Utilities must immediately change course and respect the rights of the consumer.  Otherwise, as stated in the Wicker and Thomas paper, those “that forsake privacy-awareness may [and should] find themselves shut down.”

Could the risks not be more clear?  It is not like I am making this stuff up.  I am just quoting information right from a paper referenced in a recently released White House report on “Big Data” from the “Executive Office of the President.”

Other selected quotations in the updated privacy document released by SkyVision Solutions include the following:

“[N]ew data flow [from smart meters] removes a structure that once afforded privacy protection for in-home activities (that is, the walls, combined with a low level of detail about energy consumption) and replaces it with a system that breaches the home’s walls and exposes real-time consumption data.”

“[E]ven the simplest data mining and pattern-matching tools can convert power consumption data into information about events within ‘the sacred precincts of private and domestic life.’”

Wake up people and be a part of the solution mentioned in the Wicker and Thomas paper, whether it be motivating legislation, judicial action, or just holding your utility commission and utility company accountable for ignoring your rights.
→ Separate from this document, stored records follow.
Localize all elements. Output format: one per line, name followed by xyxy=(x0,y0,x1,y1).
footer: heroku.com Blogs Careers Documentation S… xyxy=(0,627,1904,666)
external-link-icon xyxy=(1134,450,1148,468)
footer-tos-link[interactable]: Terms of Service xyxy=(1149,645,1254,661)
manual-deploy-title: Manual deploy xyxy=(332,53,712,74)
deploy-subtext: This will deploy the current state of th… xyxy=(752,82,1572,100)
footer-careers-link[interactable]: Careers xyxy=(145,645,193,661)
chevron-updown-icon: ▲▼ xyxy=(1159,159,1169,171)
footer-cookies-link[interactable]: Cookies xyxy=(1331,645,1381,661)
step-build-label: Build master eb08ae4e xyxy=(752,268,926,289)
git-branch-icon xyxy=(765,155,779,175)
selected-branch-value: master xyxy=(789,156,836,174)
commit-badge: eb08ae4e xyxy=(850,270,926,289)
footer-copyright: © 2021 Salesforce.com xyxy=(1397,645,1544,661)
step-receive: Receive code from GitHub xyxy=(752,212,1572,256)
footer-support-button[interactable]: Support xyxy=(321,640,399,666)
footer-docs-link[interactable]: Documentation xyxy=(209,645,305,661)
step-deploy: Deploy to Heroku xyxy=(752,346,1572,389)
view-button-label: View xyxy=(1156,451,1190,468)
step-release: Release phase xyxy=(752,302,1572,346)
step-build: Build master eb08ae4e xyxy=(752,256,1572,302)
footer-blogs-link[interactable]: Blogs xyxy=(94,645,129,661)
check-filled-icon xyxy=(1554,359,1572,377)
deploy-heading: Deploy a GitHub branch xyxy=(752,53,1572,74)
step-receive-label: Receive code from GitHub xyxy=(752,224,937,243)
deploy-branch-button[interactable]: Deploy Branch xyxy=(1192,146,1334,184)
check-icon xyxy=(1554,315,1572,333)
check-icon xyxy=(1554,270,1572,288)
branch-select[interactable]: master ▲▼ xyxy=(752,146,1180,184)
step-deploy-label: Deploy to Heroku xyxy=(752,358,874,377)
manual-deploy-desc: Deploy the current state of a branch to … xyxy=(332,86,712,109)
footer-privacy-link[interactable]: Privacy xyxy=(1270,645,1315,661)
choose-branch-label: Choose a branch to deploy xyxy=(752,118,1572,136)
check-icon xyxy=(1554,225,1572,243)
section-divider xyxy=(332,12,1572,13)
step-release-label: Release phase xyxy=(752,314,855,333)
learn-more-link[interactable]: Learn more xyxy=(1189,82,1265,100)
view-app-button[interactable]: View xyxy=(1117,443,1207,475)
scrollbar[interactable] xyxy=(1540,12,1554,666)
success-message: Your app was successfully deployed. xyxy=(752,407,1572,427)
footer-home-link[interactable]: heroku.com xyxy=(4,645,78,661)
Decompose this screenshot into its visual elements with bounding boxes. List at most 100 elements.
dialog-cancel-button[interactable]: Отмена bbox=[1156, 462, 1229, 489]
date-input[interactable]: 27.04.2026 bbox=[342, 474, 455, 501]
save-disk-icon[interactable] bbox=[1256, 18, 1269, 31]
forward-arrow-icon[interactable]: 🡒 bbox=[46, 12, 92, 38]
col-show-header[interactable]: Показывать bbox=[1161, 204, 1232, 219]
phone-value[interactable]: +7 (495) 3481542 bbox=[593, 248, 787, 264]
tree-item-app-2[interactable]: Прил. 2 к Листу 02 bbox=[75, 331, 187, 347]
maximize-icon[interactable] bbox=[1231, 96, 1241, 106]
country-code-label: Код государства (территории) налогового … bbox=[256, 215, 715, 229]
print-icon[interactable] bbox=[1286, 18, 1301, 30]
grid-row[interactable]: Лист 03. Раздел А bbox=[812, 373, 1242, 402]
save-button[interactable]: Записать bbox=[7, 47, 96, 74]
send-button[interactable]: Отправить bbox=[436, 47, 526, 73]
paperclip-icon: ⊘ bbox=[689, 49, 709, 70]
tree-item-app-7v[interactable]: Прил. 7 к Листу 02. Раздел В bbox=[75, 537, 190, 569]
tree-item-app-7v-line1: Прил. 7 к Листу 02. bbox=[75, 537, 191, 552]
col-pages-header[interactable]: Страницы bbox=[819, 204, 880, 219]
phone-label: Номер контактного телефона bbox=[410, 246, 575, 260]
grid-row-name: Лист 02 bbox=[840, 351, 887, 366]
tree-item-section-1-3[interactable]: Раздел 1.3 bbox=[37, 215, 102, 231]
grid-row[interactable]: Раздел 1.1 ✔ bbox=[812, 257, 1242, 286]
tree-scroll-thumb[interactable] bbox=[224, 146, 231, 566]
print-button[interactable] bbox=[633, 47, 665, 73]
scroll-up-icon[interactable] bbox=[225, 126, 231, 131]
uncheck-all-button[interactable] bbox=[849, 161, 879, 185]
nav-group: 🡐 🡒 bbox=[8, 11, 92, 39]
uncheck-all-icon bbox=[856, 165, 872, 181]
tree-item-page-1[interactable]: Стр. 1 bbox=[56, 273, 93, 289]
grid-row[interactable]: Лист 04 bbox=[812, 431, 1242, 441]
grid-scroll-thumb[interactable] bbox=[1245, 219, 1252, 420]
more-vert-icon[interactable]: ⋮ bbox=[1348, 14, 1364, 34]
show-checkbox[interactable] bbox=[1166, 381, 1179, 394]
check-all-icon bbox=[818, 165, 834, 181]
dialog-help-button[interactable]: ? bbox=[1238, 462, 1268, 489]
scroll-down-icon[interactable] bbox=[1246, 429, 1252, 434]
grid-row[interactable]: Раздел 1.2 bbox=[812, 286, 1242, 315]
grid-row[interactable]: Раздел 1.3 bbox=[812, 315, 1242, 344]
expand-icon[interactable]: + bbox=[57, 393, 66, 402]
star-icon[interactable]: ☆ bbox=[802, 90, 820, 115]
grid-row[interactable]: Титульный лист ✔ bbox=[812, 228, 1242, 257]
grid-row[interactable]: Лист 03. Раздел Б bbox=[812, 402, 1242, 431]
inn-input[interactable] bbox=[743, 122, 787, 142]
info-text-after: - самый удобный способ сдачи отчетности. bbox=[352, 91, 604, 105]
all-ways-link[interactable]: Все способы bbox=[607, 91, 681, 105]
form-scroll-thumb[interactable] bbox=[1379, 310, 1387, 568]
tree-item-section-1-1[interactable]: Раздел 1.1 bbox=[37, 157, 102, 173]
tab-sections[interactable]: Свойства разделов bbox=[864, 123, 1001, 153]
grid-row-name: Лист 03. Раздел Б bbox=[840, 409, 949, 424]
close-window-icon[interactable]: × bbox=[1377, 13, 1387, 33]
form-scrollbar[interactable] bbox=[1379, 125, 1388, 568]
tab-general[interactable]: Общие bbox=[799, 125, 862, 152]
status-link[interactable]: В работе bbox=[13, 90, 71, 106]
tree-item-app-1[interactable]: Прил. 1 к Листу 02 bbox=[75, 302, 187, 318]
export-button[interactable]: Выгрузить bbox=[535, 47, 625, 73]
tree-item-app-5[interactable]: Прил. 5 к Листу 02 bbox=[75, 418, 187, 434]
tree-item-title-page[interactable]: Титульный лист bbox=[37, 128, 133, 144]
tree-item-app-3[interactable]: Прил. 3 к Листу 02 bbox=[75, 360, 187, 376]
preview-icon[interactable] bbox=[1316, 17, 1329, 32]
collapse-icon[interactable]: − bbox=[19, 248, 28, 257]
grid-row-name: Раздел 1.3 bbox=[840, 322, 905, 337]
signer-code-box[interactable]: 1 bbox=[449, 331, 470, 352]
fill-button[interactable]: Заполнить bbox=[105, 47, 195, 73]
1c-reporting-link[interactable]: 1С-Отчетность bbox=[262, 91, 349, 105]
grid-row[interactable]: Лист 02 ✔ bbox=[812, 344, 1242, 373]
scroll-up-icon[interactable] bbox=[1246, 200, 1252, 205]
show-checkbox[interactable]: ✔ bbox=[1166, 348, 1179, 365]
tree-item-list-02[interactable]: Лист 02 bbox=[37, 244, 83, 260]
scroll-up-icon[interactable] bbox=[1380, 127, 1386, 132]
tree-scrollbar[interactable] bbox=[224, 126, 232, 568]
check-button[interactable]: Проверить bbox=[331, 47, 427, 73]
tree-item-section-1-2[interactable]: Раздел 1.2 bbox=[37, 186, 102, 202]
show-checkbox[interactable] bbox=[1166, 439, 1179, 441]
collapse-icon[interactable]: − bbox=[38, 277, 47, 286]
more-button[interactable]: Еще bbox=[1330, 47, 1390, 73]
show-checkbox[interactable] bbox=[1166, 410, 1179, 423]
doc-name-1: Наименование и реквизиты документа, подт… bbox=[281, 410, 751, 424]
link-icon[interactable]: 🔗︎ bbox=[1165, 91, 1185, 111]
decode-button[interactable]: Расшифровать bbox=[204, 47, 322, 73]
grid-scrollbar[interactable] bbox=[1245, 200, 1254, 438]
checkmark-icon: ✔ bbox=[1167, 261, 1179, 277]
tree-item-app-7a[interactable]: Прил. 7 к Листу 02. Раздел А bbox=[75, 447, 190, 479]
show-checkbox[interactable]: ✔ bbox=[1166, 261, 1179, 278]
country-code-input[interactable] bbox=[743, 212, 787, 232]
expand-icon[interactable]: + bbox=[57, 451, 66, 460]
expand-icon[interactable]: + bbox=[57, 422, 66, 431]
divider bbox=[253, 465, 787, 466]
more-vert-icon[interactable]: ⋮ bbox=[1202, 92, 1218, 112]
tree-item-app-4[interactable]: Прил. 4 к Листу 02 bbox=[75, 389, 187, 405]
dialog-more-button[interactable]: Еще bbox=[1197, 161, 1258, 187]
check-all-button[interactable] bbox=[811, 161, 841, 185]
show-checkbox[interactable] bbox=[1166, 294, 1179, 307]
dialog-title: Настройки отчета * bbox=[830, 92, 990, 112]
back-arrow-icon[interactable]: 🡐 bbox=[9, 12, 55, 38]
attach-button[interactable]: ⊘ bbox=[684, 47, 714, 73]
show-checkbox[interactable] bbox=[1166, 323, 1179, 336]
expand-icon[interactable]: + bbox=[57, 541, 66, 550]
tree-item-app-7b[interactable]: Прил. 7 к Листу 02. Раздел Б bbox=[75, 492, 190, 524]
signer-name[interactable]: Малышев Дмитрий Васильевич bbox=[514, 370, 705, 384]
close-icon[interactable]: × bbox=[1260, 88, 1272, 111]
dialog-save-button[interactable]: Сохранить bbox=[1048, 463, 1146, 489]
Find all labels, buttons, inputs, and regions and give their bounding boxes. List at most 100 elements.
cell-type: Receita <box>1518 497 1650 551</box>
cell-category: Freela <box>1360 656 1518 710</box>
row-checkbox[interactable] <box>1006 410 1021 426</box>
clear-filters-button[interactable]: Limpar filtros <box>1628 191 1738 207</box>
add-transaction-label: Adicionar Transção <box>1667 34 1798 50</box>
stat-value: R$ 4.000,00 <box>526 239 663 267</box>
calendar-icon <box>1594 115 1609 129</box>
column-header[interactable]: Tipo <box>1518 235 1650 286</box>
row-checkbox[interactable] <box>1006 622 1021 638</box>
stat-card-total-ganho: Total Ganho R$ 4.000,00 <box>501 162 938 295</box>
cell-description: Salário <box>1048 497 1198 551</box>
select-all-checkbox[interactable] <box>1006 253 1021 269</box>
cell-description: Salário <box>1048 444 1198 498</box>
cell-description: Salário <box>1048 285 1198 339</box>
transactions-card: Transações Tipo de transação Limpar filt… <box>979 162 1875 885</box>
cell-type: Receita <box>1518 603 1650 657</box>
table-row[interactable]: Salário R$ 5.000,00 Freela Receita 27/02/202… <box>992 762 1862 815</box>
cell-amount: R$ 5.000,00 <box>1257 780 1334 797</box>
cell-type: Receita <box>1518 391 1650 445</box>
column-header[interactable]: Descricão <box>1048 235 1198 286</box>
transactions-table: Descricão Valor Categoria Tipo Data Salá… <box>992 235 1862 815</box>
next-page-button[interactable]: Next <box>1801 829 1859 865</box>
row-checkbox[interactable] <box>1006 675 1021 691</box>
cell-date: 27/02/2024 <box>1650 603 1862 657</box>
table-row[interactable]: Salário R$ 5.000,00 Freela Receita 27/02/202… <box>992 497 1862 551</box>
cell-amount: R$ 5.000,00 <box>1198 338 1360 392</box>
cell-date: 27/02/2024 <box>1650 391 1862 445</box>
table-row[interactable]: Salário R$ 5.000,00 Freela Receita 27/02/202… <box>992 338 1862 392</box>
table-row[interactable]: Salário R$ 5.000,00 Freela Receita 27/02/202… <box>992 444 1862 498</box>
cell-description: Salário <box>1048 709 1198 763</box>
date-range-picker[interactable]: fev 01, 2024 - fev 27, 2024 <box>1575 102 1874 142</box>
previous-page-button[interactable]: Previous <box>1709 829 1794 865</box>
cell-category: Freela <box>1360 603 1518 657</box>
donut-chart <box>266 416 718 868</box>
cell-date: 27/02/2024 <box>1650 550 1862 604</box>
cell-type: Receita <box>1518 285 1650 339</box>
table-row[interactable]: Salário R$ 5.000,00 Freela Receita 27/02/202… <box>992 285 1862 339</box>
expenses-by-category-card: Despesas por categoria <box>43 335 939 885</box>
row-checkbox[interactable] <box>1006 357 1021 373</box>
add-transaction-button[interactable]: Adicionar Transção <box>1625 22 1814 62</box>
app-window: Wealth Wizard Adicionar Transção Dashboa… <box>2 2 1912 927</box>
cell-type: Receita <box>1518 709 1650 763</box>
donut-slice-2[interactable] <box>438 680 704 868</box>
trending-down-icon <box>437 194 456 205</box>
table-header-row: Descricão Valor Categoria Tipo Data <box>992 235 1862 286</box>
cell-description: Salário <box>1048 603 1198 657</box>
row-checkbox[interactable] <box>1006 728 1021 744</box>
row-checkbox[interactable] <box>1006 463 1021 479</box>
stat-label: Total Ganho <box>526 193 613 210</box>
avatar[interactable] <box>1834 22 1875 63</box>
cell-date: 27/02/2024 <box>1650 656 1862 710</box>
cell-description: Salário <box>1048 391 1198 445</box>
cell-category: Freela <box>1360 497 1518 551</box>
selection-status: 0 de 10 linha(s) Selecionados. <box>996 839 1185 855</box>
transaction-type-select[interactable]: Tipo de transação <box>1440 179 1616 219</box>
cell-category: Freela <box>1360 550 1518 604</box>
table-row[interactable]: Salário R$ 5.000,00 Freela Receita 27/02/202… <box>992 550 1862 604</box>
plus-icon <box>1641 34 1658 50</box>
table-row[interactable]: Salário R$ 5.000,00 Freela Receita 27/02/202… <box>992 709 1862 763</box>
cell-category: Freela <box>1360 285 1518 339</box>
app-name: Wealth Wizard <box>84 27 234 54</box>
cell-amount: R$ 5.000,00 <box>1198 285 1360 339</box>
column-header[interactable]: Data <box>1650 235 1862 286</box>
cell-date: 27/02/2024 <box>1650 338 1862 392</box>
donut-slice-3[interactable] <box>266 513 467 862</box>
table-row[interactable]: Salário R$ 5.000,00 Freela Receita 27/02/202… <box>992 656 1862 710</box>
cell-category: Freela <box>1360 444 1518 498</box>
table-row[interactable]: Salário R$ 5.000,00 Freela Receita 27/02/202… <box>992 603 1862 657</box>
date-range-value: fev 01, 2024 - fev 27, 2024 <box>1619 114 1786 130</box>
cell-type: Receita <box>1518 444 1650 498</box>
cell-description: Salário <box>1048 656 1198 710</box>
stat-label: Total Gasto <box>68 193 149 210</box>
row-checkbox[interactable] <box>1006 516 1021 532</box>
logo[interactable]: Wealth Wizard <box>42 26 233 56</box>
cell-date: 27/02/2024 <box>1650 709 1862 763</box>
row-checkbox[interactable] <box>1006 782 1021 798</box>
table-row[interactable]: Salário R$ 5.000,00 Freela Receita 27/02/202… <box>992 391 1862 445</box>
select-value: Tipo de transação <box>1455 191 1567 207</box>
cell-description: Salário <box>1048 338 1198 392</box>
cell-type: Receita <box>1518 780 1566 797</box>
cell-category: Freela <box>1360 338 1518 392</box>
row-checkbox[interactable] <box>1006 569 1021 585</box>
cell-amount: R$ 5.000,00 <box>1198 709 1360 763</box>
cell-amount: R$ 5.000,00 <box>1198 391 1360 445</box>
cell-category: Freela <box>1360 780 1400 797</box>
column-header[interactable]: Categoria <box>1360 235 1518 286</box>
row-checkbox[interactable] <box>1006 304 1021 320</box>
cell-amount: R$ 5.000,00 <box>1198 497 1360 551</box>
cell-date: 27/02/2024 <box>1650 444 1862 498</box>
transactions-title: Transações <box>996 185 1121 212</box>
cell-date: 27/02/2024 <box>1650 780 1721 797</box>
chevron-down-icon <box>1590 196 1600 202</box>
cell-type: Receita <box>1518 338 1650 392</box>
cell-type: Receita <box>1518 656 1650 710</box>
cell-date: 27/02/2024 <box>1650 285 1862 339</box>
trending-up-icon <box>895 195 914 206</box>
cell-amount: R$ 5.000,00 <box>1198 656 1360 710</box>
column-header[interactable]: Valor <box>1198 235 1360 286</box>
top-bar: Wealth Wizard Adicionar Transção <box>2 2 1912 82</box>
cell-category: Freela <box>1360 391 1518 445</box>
Let us protect the “the sacred precincts of private and domestic life” for ourselves and our children.  At the very least from a privacy perspective, explicit consent of the customer/citizen must be required prior to granular usage data collection by the utility.  Beyond that of course, when one takes into account the various other significant risks related to “advanced” metering, the entire program needs to be  halted in its tracks and completely “retooled.”